Why is OpenAI delaying the release of its AI that mimics human voices?

If there is only a 15-second sample, it can be almost identically imitated
Approach to release cautiously... "Concerns about potential misuse"

OpenAI has developed and released a new artificial intelligence (AI) tool called the ‘Voice Engine.’ It is a tool that mimics human voices to create similar-sounding speech.

On the 29th (local time), OpenAI published preliminary experimental results of the Voice Engine in a blog post titled “Exploring the Challenges and Opportunities of Synthetic Voices.”

OpenAI explained, “We first developed the Voice Engine at the end of 2022 and used it to enhance voice features in ChatGPT’s speech recognition and reading functions, as well as in the text-to-speech conversion API (application programming interface).”

They added, “To explore the potential applications of this technology, we began private testing with a trusted small group from the end of last year and were deeply impressed by the applications developed by this group.”

OpenAI stated, “With just a 15-second voice sample, it is possible to generate speech that sounds similar to the original speaker’s voice.” In fact, the voice samples OpenAI released that day and the voices generated by the Voice Engine were so similar that it was difficult to distinguish between them.

Why is OpenAI delaying the release of its AI that mimics human voices?

[Image source=Yonhap News]

However, Bloomberg News pointed out, “OpenAI’s release of a feature that can imitate human voices opens a new frontier in AI technology,” but also noted, “This raises concerns about the risks of deepfakes (AI-generated manipulated videos, images, or audio).”

In January, in the United States, just one day before the New Hampshire primary, a fake phone call impersonating President Joe Biden was made to residents using voice manipulation, encouraging them to refuse to vote.

Because of this, OpenAI is taking a cautious approach regarding the full release of this tool, considering its potential risks.

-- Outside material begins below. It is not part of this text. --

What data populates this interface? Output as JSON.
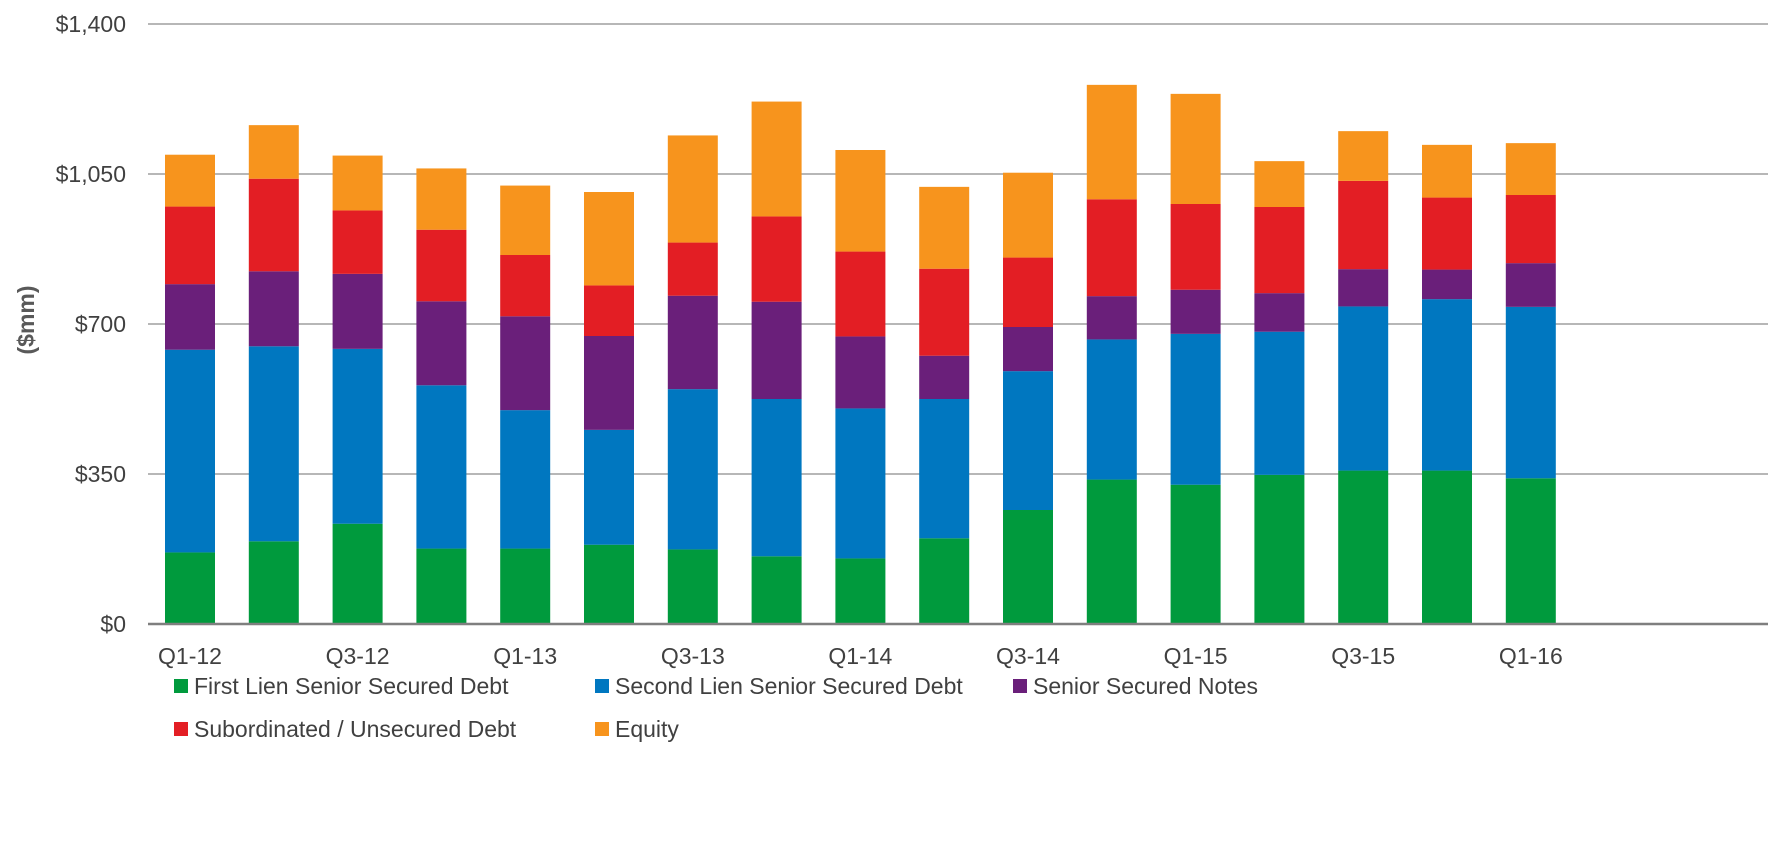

The company stated, “We are approaching this carefully due to the possibility of misuse of synthetic voice features,” and “for now, we have decided only to preview this technology and not to release it widely.”

They continued, “We recognize that generating voices resembling human speech poses serious risks, especially in election years,” and emphasized, “We are working with various sectors including governments in the U.S. and abroad, media, entertainment, education, and civil society to incorporate their feedback.”

OpenAI sees potential for this tool to be used positively across various fields in the future. Examples include voice narration content for children’s education, real-time personalized response generation, and translating content such as videos and podcasts into multiple languages. In fact, the voice translations by language that OpenAI released that day sounded almost identical to the speaker’s original native voice.

Additionally, OpenAI added, “There have also been cases where this technology was used in therapeutic applications for patients with language-affecting disorders or in communication devices for people with disabilities.”